In other words, they make the mistake of thinking that they are to be delivered from the flesh by having it taken away from them altogether.
Then, when they find that this is not so, when they find that the same old flesh, with its inclinations, its besetments, and its enticements, is still there, they are not prepared for it, and so become discouraged, and are ready to think that they never were converted at all.
And yet, if they would think a little, they ought to be able to see that that is all a mistake. Did you not have exactly the same body after you were converted that you had before? Was not that body composed of exactly the same material—the same flesh and bones and blood—after you were converted as that of which it was composed before? To these questions everybody will promptly say Yes. And plainly that is the truth.
And now there are further questions: Was not that flesh also of exactly the same quality as before? Was it not still human flesh, natural flesh, as certainly as it was before?—To this also everybody will say Yes.
Then also a still further question: It being the same flesh, and of the same quality,—it still being human flesh, natural flesh,—is it not also still just as certainly sinful flesh as it was before?
Just here is where creeps in the mistake of these many persons. To this last question they are inclined to think that the answer should be “No,” when it must be only a decided “Yes.” And this decided “Yes” must be maintained so long as we continue in this natural body.

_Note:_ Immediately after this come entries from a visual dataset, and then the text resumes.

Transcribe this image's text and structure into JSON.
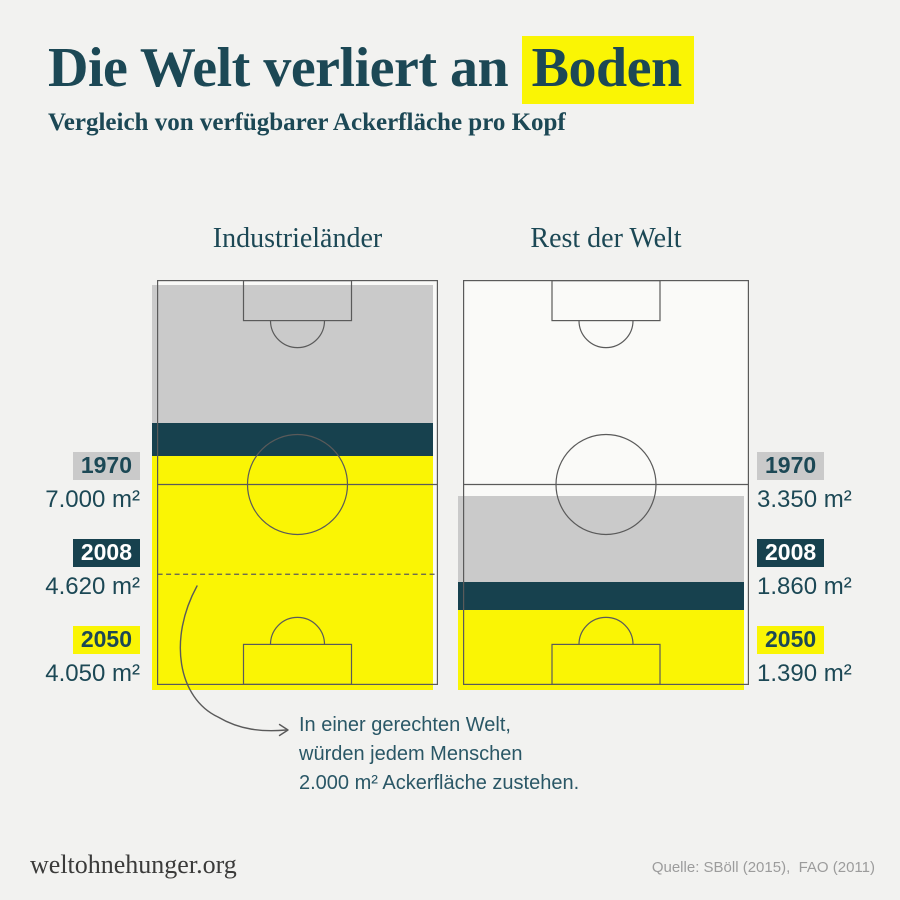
{
  "header": {
    "title_plain": "Die Welt verliert an ",
    "title_highlight": "Boden",
    "subtitle": "Vergleich von verfügbarer Ackerfläche pro Kopf"
  },
  "colors": {
    "bg": "#f2f2f0",
    "teal": "#17414e",
    "teal-text": "#1c4855",
    "yellow": "#faf504",
    "gray-band": "#cacaca",
    "field-bg": "#fafaf8",
    "line": "#5a5a5a",
    "annotation": "#2a5766",
    "brand-text": "#3b3b3a",
    "source-text": "#9c9c9c",
    "white": "#ffffff"
  },
  "chart_data": {
    "type": "area",
    "title": "Die Welt verliert an Boden",
    "subtitle": "Vergleich von verfügbarer Ackerfläche pro Kopf",
    "unit": "m² Ackerfläche pro Kopf",
    "categories": [
      "1970",
      "2008",
      "2050"
    ],
    "series": [
      {
        "name": "Industrieländer",
        "values": [
          7000,
          4620,
          4050
        ],
        "labels": [
          "7.000 m²",
          "4.620 m²",
          "4.050 m²"
        ]
      },
      {
        "name": "Rest der Welt",
        "values": [
          3350,
          1860,
          1390
        ],
        "labels": [
          "3.350 m²",
          "1.860 m²",
          "1.390 m²"
        ]
      }
    ],
    "band_colors": [
      "#cacaca",
      "#17414e",
      "#faf504"
    ],
    "max_value": 7000,
    "reference_line": {
      "value": 2000,
      "style": "dashed"
    },
    "grid": false,
    "legend_position": "side-labels"
  },
  "annotation": {
    "lines": [
      "In einer gerechten Welt,",
      "würden jedem Menschen",
      "2.000 m² Ackerfläche zustehen."
    ]
  },
  "footer": {
    "brand": "weltohnehunger.org",
    "source": "Quelle: SBöll (2015),  FAO (2011)"
  }
}
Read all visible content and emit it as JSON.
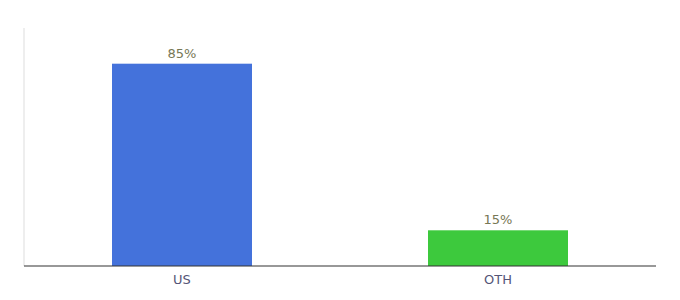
{
  "chart_data": {
    "type": "bar",
    "categories": [
      "US",
      "OTH"
    ],
    "values": [
      85,
      15
    ],
    "value_labels": [
      "85%",
      "15%"
    ],
    "colors": [
      "#4472db",
      "#3dc93d"
    ],
    "ylim": [
      0,
      100
    ],
    "data_labels": true,
    "tick_labels": "x"
  }
}
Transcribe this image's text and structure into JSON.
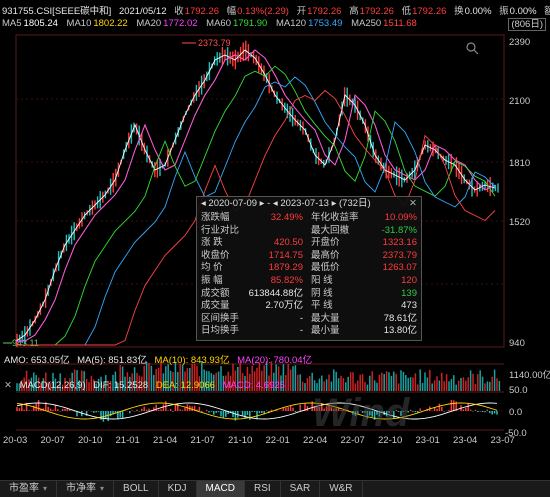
{
  "header": {
    "code_name": "931755.CSI[SEEE碳中和]",
    "date": "2021/05/12",
    "close_label": "收",
    "close": "1792.26",
    "change_label": "幅",
    "change": "0.13%(2.29)",
    "open_label": "开",
    "open": "1792.26",
    "high_label": "高",
    "high": "1792.26",
    "low_label": "低",
    "low": "1792.26",
    "turnover_label": "换",
    "turnover": "0.00%",
    "amplitude_label": "振",
    "amplitude": "0.00%",
    "vol_label": "额",
    "period": "(806日)"
  },
  "ma": [
    {
      "name": "MA5",
      "value": "1805.24",
      "color": "#ffffff"
    },
    {
      "name": "MA10",
      "value": "1802.22",
      "color": "#ffd700"
    },
    {
      "name": "MA20",
      "value": "1772.02",
      "color": "#ff44ff"
    },
    {
      "name": "MA60",
      "value": "1791.90",
      "color": "#33dd33"
    },
    {
      "name": "MA120",
      "value": "1753.49",
      "color": "#33aaff"
    },
    {
      "name": "MA250",
      "value": "1511.68",
      "color": "#ff4444"
    }
  ],
  "price_axis": [
    "2390",
    "2100",
    "1810",
    "1520",
    "940"
  ],
  "price_max_label": "2373.79",
  "price_min_label": "943.11",
  "popup": {
    "start": "2020-07-09",
    "end": "2023-07-13",
    "days": "(732日)",
    "rows": [
      {
        "l1": "涨跌幅",
        "v1": "32.49%",
        "c1": "red",
        "l2": "年化收益率",
        "v2": "10.09%",
        "c2": "red"
      },
      {
        "l1": "行业对比",
        "v1": "",
        "c1": "white",
        "l2": "最大回撤",
        "v2": "-31.87%",
        "c2": "green"
      },
      {
        "l1": "涨  跌",
        "v1": "420.50",
        "c1": "red",
        "l2": "开盘价",
        "v2": "1323.16",
        "c2": "red"
      },
      {
        "l1": "收盘价",
        "v1": "1714.75",
        "c1": "red",
        "l2": "最高价",
        "v2": "2373.79",
        "c2": "red"
      },
      {
        "l1": "均  价",
        "v1": "1879.29",
        "c1": "red",
        "l2": "最低价",
        "v2": "1263.07",
        "c2": "red"
      },
      {
        "l1": "振  幅",
        "v1": "85.82%",
        "c1": "red",
        "l2": "阳  线",
        "v2": "120",
        "c2": "red"
      },
      {
        "l1": "成交额",
        "v1": "613844.88亿",
        "c1": "white",
        "l2": "阴  线",
        "v2": "139",
        "c2": "green"
      },
      {
        "l1": "成交量",
        "v1": "2.70万亿",
        "c1": "white",
        "l2": "平  线",
        "v2": "473",
        "c2": "white"
      },
      {
        "l1": "区间换手",
        "v1": "-",
        "c1": "white",
        "l2": "最大量",
        "v2": "78.61亿",
        "c2": "white"
      },
      {
        "l1": "日均换手",
        "v1": "-",
        "c1": "white",
        "l2": "最小量",
        "v2": "13.80亿",
        "c2": "white"
      }
    ]
  },
  "amo": {
    "label": "AMO: 653.05亿",
    "ma5": "MA(5): 851.83亿",
    "ma10": "MA(10): 843.93亿",
    "ma20": "MA(20): 780.04亿",
    "axis_top": "1140.00亿"
  },
  "macd": {
    "label": "MACD(12,26,9)",
    "dif": "DIF: 15.2528",
    "dea": "DEA: 12.9066",
    "macd": "MACD: 4.6925",
    "axis": [
      "50.0",
      "0.0",
      "-50.0"
    ]
  },
  "x_axis": [
    "20-03",
    "20-07",
    "20-10",
    "21-01",
    "21-04",
    "21-07",
    "21-10",
    "22-01",
    "22-04",
    "22-07",
    "22-10",
    "23-01",
    "23-04",
    "23-07"
  ],
  "tabs": [
    "市盈率",
    "市净率",
    "BOLL",
    "KDJ",
    "MACD",
    "RSI",
    "SAR",
    "W&R"
  ],
  "active_tab": "MACD",
  "watermark": "Wind"
}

And when it is decided and constantly maintained that the flesh of the converted person is still sinful flesh, and only sinful flesh, he is so thoroughly convinced that in his flesh dwells no good thing that he will never allow a shadow of confidence in the flesh. And this being so, his sole dependence is upon something other than the flesh, even upon the Holy Spirit of God; his source of strength and hope is altogether exclusive of the flesh, even in Jesus Christ only. And being everlastingly watchful, suspicious, and thoroughly distrustful of the flesh, he never can expect any good thing from that source, and so is prepared by the power of God to beat back and crush down without mercy every impulse or suggestion that may arise from it; and so does not fail, does not become discouraged, but goes on from victory to victory and from strength to strength.
Conversion, then, you see, does not put new flesh upon the old spirit; but a new Spirit within the old flesh. It does not propose to bring new flesh to the old mind; but a new mind to the old flesh. Deliverance and victory are not gained by having the human nature taken away; but by receiving the divine nature to subdue and have dominion over the human,—not by the taking away of the sinful flesh, but by the sending in of the sinless Spirit to conquer and condemn sin in the flesh.
The Scripture does not say, Let this flesh be upon you, which was also upon Christ; but it does say, “Let this mind be in you, which was also in Christ Jesus.” Phil. 2:5.
The Scripture does not say, Be ye transformed by the renewing of your flesh; but it does say, “Be ye transformed by the renewing of your mind.” Rom. 12:2. We shall be translated by the renewing of our flesh; but we must be transformed by the renewing of our minds.
The Lord Jesus took the same flesh and blood, the same human nature, that we have,—flesh just like our sinful flesh,—and because of sin, and by the power of the Spirit of God through the divine mind that was in him, “condemned sin in the flesh.” Rom. 8:3. And therein is our deliverance (Rom. 7:25), therein is our victory. “Let this mind be in you, which was also in Christ Jesus.” “A new heart will I give you, and a new Spirit will I put within you.”
Do not be discouraged at sight of sinfulness in the flesh. It is only in the light of the Spirit of God, and by the discernment of the mind of Christ, that you can see so much sinfulness in your flesh; and the more sinfulness you see in your flesh, the more of the Spirit of God you certainly have. This is a sure test. Then when you see sinfulness abundant in you, thank the Lord that you have so much of the Spirit of God that you can see so much of the sinfulness; and know of a surety that when sinfulness abounds, grace much more abounds in order that “as sin hath reigned unto death, even so might grace reign through righteousness unto eternal life by Jesus Christ our Lord.”